Find the maximum value of $a^2b^3$ where $a,b$ are positive real numbers satisfying $a+b=10$ 
Find the greatest value of $a^2b^3$ where $a,b$ are positive real numbers satisfying $a+b=10$.Determine the values of $a,b$ for which the greatest value is attained.

It is my question.I continuously tried to use weighted A.M-G.M. inequality, but unfortunately I found no way.I don't think it can be done using Tchebycheff's inequality or Cauchy-Schwartz's theorem. Please give me any hint for doing that.I also failed to solve another similar problem (but reversed. "Find $\min(3x+2y)$, where $x^2y^3$=48). If possible then please give me hint in that also. Thank you.
 A: By AM-GM inequality, $$\dfrac{\dfrac a2+\dfrac a2+\dfrac b3+\dfrac b3+\dfrac b3}5\ge\sqrt[5]{\dfrac a2\cdot\dfrac a2\cdot\dfrac b3\cdot\dfrac b3\cdot\dfrac b3}$$
Can you use the same idea for $$x+x+x+y+y?$$
A: About your second problem.
The maximum does not exist. 
Try $y\rightarrow0^+$ and $x=\sqrt{\frac{48}{y^3}}$.
If so, $3x+2y\rightarrow+\infty$.
If you mean to find a minimal value of $3x+2y$ then by AM-GM we obtain:
$$3x+2y=2\cdot\frac{3x}{2}+3\cdot\frac{2y}{3}\geq5\sqrt[5]{\left(\frac{3x}{2}\right)^2\left(\frac{2y}{3}\right)^3}=10.$$
The equality occurs for $\frac{3x}{2}=\frac{2y}{3}$ and $x^2y^3=48$, which says that $10$ is a minimal value.
Done!
A: "I don't think it can be done using Tchebycheff's inequality or Cauchy-Schwartz's theorem"

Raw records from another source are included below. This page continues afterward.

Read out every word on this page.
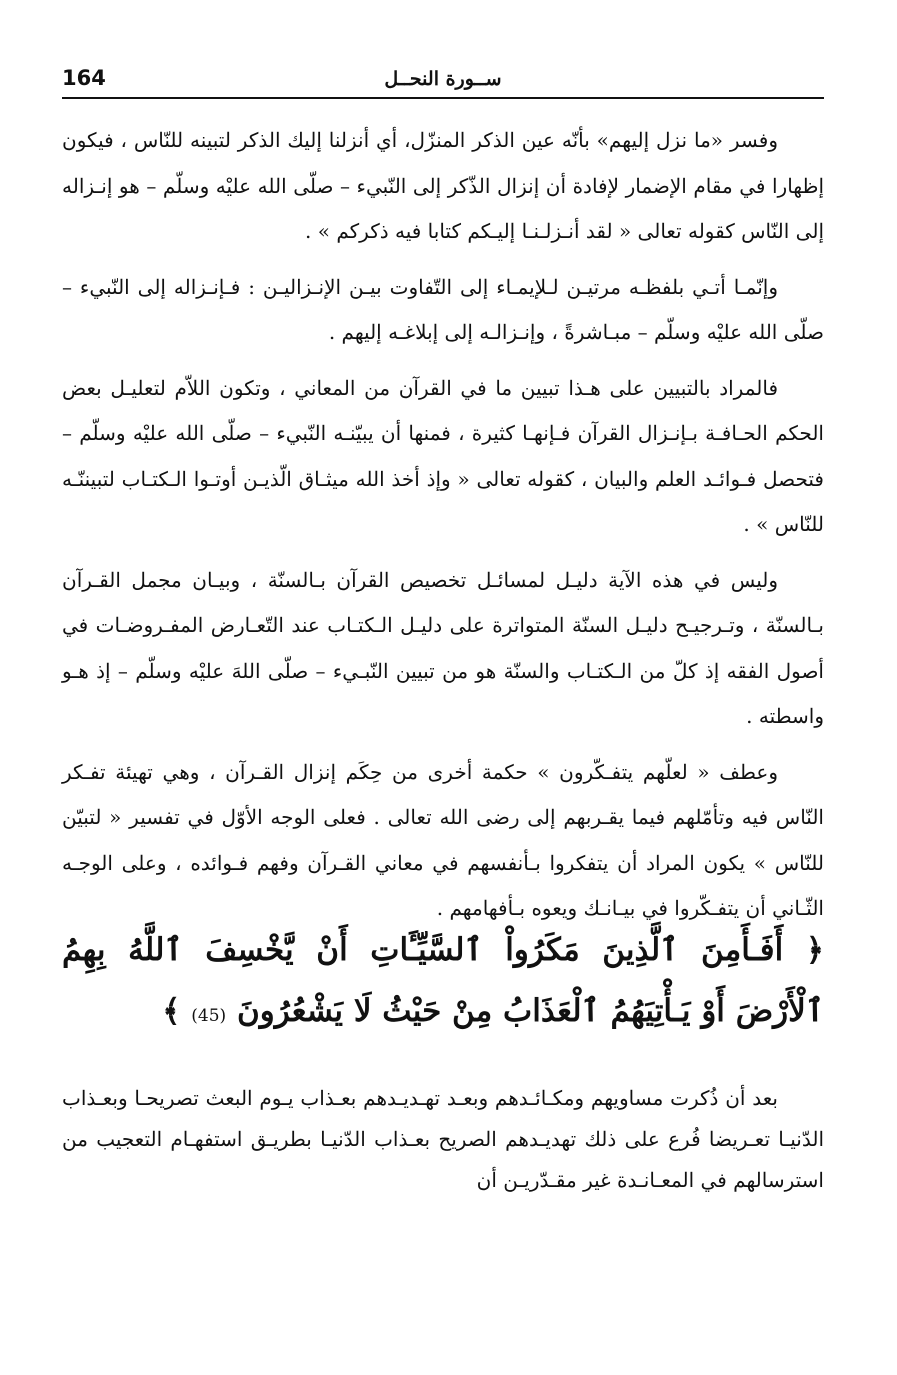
164	ســورة النحــل

وفسر «ما نزل إليهم» بأنّه عين الذكر المنزّل، أي أنزلنا إليك الذكر لتبينه للنّاس ، فيكون إظهارا في مقام الإضمار لإفادة أن إنزال الذّكر إلى النّبيء – صلّى الله عليْه وسلّم – هو إنـزاله إلى النّاس كقوله تعالى « لقد أنـزلـنـا إليـكم كتابا فيه ذكركم » .

وإنّمـا أتـي بلفظـه مرتيـن لـلإيمـاء إلى التّفاوت بيـن الإنـزاليـن : فـإنـزاله إلى النّبيء – صلّى الله عليْه وسلّم – مبـاشرةً ، وإنـزالـه إلى إبلاغـه إليهم .

فالمراد بالتبيين على هـذا تبيين ما في القرآن من المعاني ، وتكون اللاّم لتعليـل بعض الحكم الحـافـة بـإنـزال القرآن فـإنهـا كثيرة ، فمنها أن يبيّنـه النّبيء – صلّى الله عليْه وسلّم – فتحصل فـوائـد العلم والبيان ، كقوله تعالى « وإذ أخذ الله ميثـاق الّذيـن أوتـوا الـكتـاب لتبيننّـه للنّاس » .

وليس في هذه الآية دليـل لمسائـل تخصيص القرآن بـالسنّة ، وبيـان مجمل القـرآن بـالسنّة ، وتـرجيـح دليـل السنّة المتواترة على دليـل الـكتـاب عند التّعـارض المفـروضـات في أصول الفقه إذ كلّ من الـكتـاب والسنّة هو من تبيين النّبـيء – صلّى اللهَ عليْه وسلّم – إذ هـو واسطته .

وعطف « لعلّهم يتفـكّرون » حكمة أخرى من حِكَم إنزال القـرآن ، وهي تهيئة تفـكر النّاس فيه وتأمّلهم فيما يقـربهم إلى رضى الله تعالى . فعلى الوجه الأوّل في تفسير « لتبيّن للنّاس » يكون المراد أن يتفكروا بـأنفسهم في معاني القـرآن وفهم فـوائده ، وعلى الوجـه الثّـاني أن يتفـكّروا في بيـانـك ويعوه بـأفهامهم .

﴿ أَفَـأَمِنَ ٱلَّذِينَ مَكَرُواْ ٱلسَّيِّـَٔاتِ أَنْ يَّخْسِفَ ٱللَّهُ بِهِمُ ٱلْأَرْضَ أَوْ يَـأْتِيَهُمُ ٱلْعَذَابُ مِنْ حَيْثُ لَا يَشْعُرُونَ (45) ﴾

بعد أن ذُكرت مساويهم ومكـائـدهم وبعـد تهـديـدهم بعـذاب يـوم البعث تصريحـا وبعـذاب الدّنيـا تعـريضا فُرع على ذلك تهديـدهم الصريح بعـذاب الدّنيـا بطريـق استفهـام التعجيب من استرسالهم في المعـانـدة غير مقـدّريـن أن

Wait!  What kind of pre-calculus course are you taking?
If you know  Tchebycheff's inequality or Cauchy-Schwartz's theorem, then you can do some simple caluclus to find max and min.
$f(b) = a^2b^3 = (10-b)^2b^3 = b^5 - 20b^4 + 100b^3$
$f'(b) = 5b^4 - 80b^3 + 300b^2 = 5b^2(b^2 - 16b + 60)$
$f''(b) = 10b(b^2 - 16b + 60) + 5b^2(2b - 16)$
The extrema points are were $f'(b) = 0$.
If $b = 0$ then $f'(0) = 0$ so that is a saddle point. (Obviously $f(0) = 0$ so that can't be a maximum.
$b^2 - 16b + 60 = 0 \implies b = \frac {16 \pm \sqrt{256 - 240}}{2} = 6,10$.
If $b = 10$ then $f''(10) = 100(100 - 160 + 60) + 500(20-16) = 2000 > 0$ so $b = 10$ is a local minimum. (Obviously $f(10) = 0$ so that can't be a maximum.)
If $b =6$ then $f''(6) = 60(36-6*16 + 60) + 5*36(12 - 16) = 0 - 5*36*4 < 0$ so $b= 6$ is the local maximum.
So $a=4; b= 6; a^2b^3 = 4^26^3=3456$ is the maximum.
A: Use calculus. Simple calculus, differentiate the equation and then equate the differential to zero.